しかしこの5個目のチップ、出た瞬間にゲームが終了するので、このチップがゲーム中で必要な時間は実質的に「ゼロ」です。
この「理論的には存在しない時間のためのチップ」という何とも哲学的なチップを入れるべきかどうか、これは設計段階で悩んだところです。
しかし、「勝利して2個目のチップを受け取るという儀式のため」に、最終的に5個目の入れることにしました。
実際にはプレイした方のツイートなどで勝利した方の所に2個目のチップを置いて写真を撮られているケースもあり、入れて良かったと思います。
私はボードゲームは一種の「ごっこ遊び(ロールプレイ)」だと思っているのですが、ゲームに勝利したという余韻と儀式をより強化するフレーバー(雰囲気)のためのツールとして、この小さな一つのチップが役に立っているのではないか、と思うわけです。
こうした部品一つ、カード一つ、デザイン一つの「意味」を考えることが、一つ一つ自分の「身」になると思います。
例えば私は「卓上ヘボコン 対戦キット」を作る中で、ポリオミノ(テトリスのような、四角形を組み合わせたブロック)のことを調べて、ゲームで使うにはどういう組み合わせや数が良いかを考えました。
日本の個人制作デザイナーでこの経験がある人はなかなか少ないと思いますので、これは結構な特殊スキルじゃないかと思っています。

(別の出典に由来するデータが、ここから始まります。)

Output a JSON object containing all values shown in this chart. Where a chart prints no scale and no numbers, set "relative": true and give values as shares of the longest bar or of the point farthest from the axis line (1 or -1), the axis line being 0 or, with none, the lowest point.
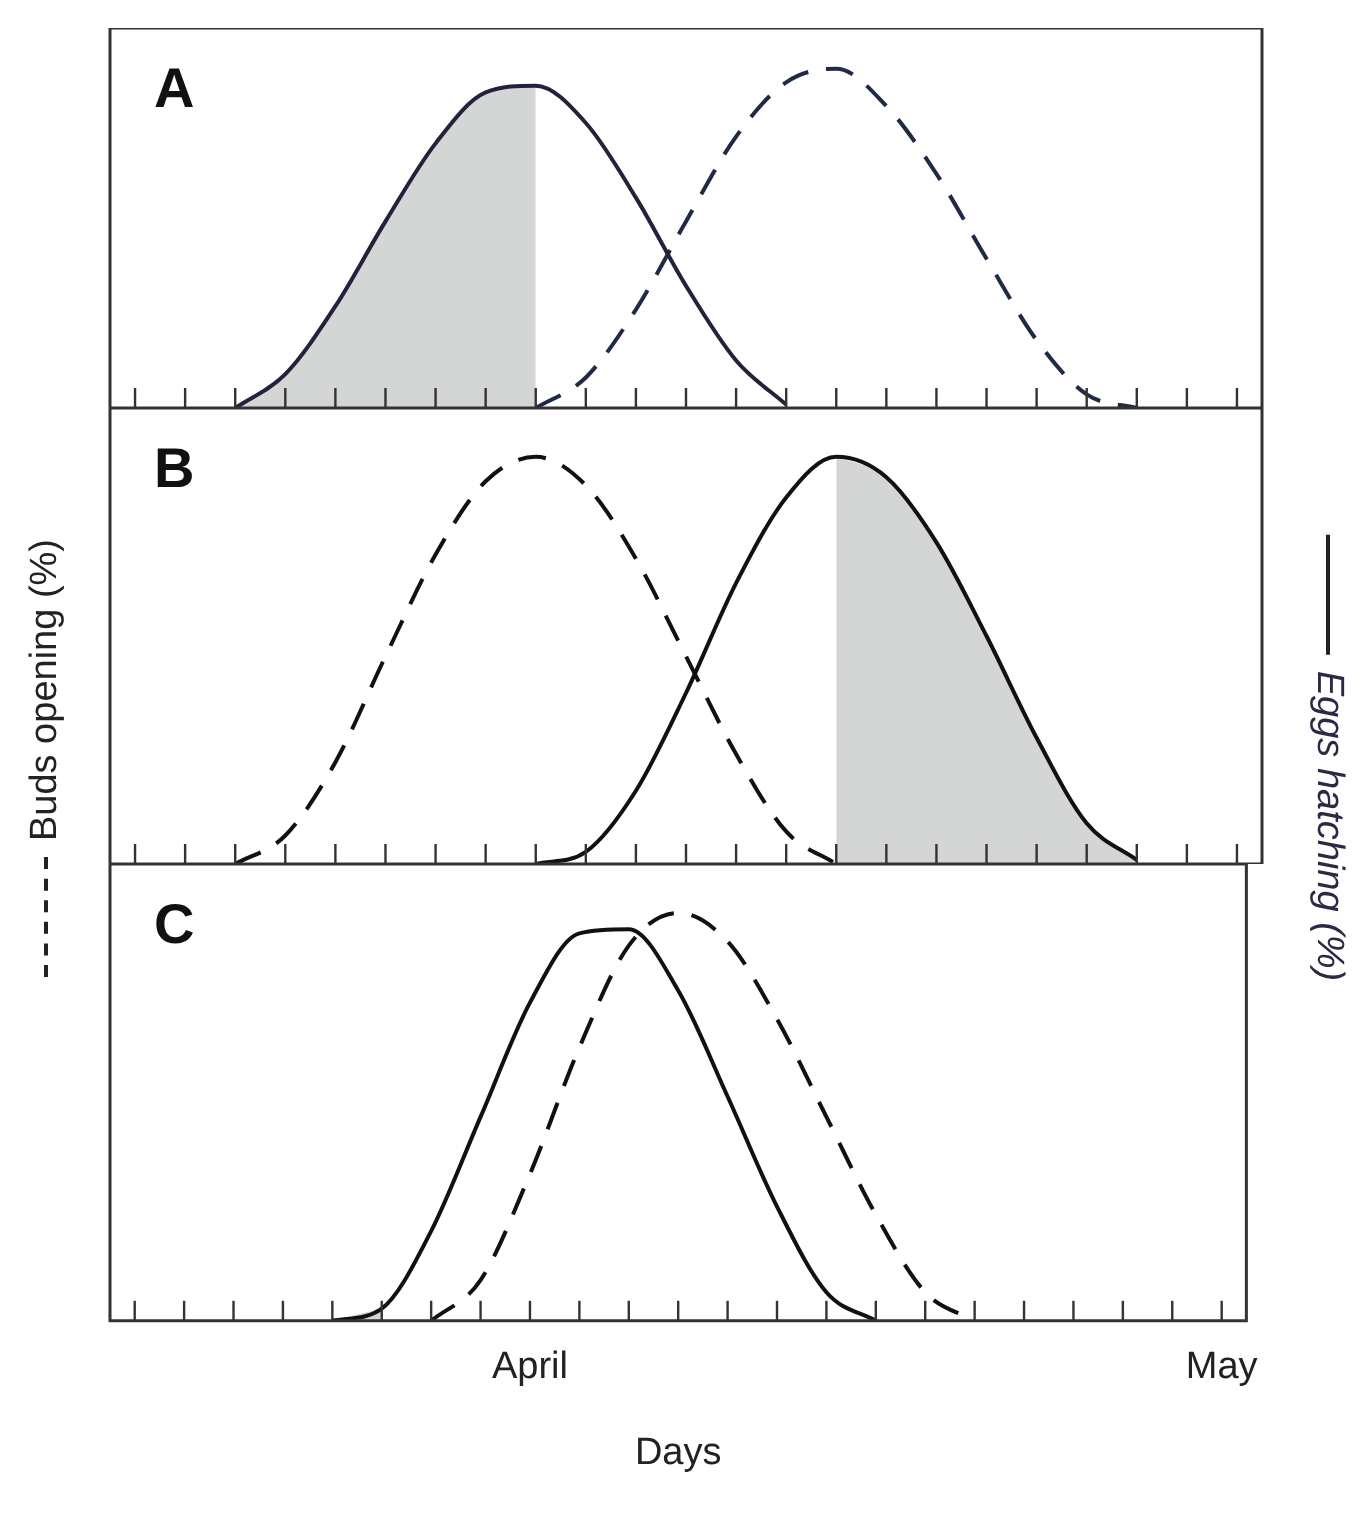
{
  "chart_data": [
    {
      "type": "line",
      "title": "A",
      "relative": true,
      "tick_labels": false,
      "categories": [
        null,
        null,
        null,
        null,
        null,
        null,
        null,
        null,
        null,
        null,
        null,
        null,
        null,
        null,
        null,
        null,
        null,
        null,
        null,
        null,
        null,
        null,
        null
      ],
      "series": [
        {
          "type": "area",
          "color": "#d4d6d6",
          "values": [
            null,
            null,
            0,
            0.1,
            0.3,
            0.55,
            0.78,
            0.93,
            0.95,
            null,
            null,
            null,
            null,
            null,
            null,
            null,
            null,
            null,
            null,
            null,
            null,
            null,
            null
          ]
        },
        {
          "color": "#22223a",
          "line_style": "solid",
          "values": [
            null,
            null,
            0,
            0.1,
            0.3,
            0.55,
            0.78,
            0.93,
            0.95,
            0.84,
            0.62,
            0.36,
            0.14,
            0.01,
            null,
            null,
            null,
            null,
            null,
            null,
            null,
            null,
            null
          ]
        },
        {
          "color": "#1f2a44",
          "line_style": "dashed",
          "values": [
            null,
            null,
            null,
            null,
            null,
            null,
            null,
            null,
            0,
            0.09,
            0.29,
            0.55,
            0.8,
            0.96,
            1,
            0.89,
            0.69,
            0.44,
            0.2,
            0.04,
            0,
            null,
            null
          ]
        }
      ]
    },
    {
      "type": "line",
      "title": "B",
      "relative": true,
      "tick_labels": false,
      "ylabel": "Buds opening (%)",
      "y2label": "Eggs hatching (%)",
      "categories": [
        null,
        null,
        null,
        null,
        null,
        null,
        null,
        null,
        null,
        null,
        null,
        null,
        null,
        null,
        null,
        null,
        null,
        null,
        null,
        null,
        null,
        null,
        null
      ],
      "series": [
        {
          "type": "area",
          "color": "#d4d6d6",
          "values": [
            null,
            null,
            null,
            null,
            null,
            null,
            null,
            null,
            null,
            null,
            null,
            null,
            null,
            null,
            1,
            0.95,
            0.79,
            0.56,
            0.31,
            0.1,
            0.01,
            null,
            null
          ]
        },
        {
          "color": "#111111",
          "line_style": "dashed",
          "values": [
            null,
            null,
            0,
            0.07,
            0.25,
            0.51,
            0.76,
            0.94,
            1,
            0.93,
            0.75,
            0.51,
            0.27,
            0.08,
            0,
            null,
            null,
            null,
            null,
            null,
            null,
            null,
            null
          ]
        },
        {
          "color": "#111111",
          "line_style": "solid",
          "values": [
            null,
            null,
            null,
            null,
            null,
            null,
            null,
            null,
            0,
            0.03,
            0.18,
            0.42,
            0.69,
            0.9,
            1,
            0.95,
            0.79,
            0.56,
            0.31,
            0.1,
            0.01,
            null,
            null
          ]
        }
      ]
    },
    {
      "type": "line",
      "title": "C",
      "relative": true,
      "tick_labels": "x",
      "xlabel": "Days",
      "categories": [
        null,
        null,
        null,
        null,
        null,
        null,
        null,
        null,
        "April",
        null,
        null,
        null,
        null,
        null,
        null,
        null,
        null,
        null,
        null,
        null,
        null,
        null,
        "May"
      ],
      "series": [
        {
          "type": "area",
          "color": "#d4d6d6",
          "values": [
            null,
            null,
            null,
            null,
            0,
            0.03,
            null,
            null,
            null,
            null,
            null,
            null,
            null,
            null,
            null,
            null,
            null,
            null,
            null,
            null,
            null,
            null,
            null
          ]
        },
        {
          "color": "#111111",
          "line_style": "solid",
          "values": [
            null,
            null,
            null,
            null,
            0,
            0.03,
            0.22,
            0.5,
            0.78,
            0.95,
            0.96,
            0.81,
            0.55,
            0.28,
            0.07,
            0,
            null,
            null,
            null,
            null,
            null,
            null,
            null
          ]
        },
        {
          "color": "#111111",
          "line_style": "dashed",
          "values": [
            null,
            null,
            null,
            null,
            null,
            null,
            0,
            0.1,
            0.36,
            0.67,
            0.92,
            1,
            0.93,
            0.74,
            0.5,
            0.26,
            0.07,
            0,
            null,
            null,
            null,
            null,
            null
          ]
        }
      ]
    }
  ]
}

しかし、逆にコインや得点をたくさんやりとりするゲームを作った事が無いので、得点チップの適切な数量なんかはわかりません。
他の制作者とお話ししていても、「XXなゲームを作っています」と特定のゲームシステムに特化した制作者の方は、こうした特定のジャンルのノウハウを突き詰めているのだろうと思います。
「海外の有名なゲームでこういうカードの組み合わせだから」とそのまま持ってきたんじゃ無いか?と思われるようなカードやタイル構成のゲームを見かけることも、正直なところ少なからずあるのですが、一つ一つ「ちゃんと」考えたら、おそらくそのまま同じになることは少ないはずです。また逆にこうして自分で考えたノウハウを蓄積していくと、「あ、あの人のゲームだ」と分かるぐらい、デザイナーの「癖」が出て来ます。
もっとそうした「個性」のある作品に出会いたいなと思う次第です。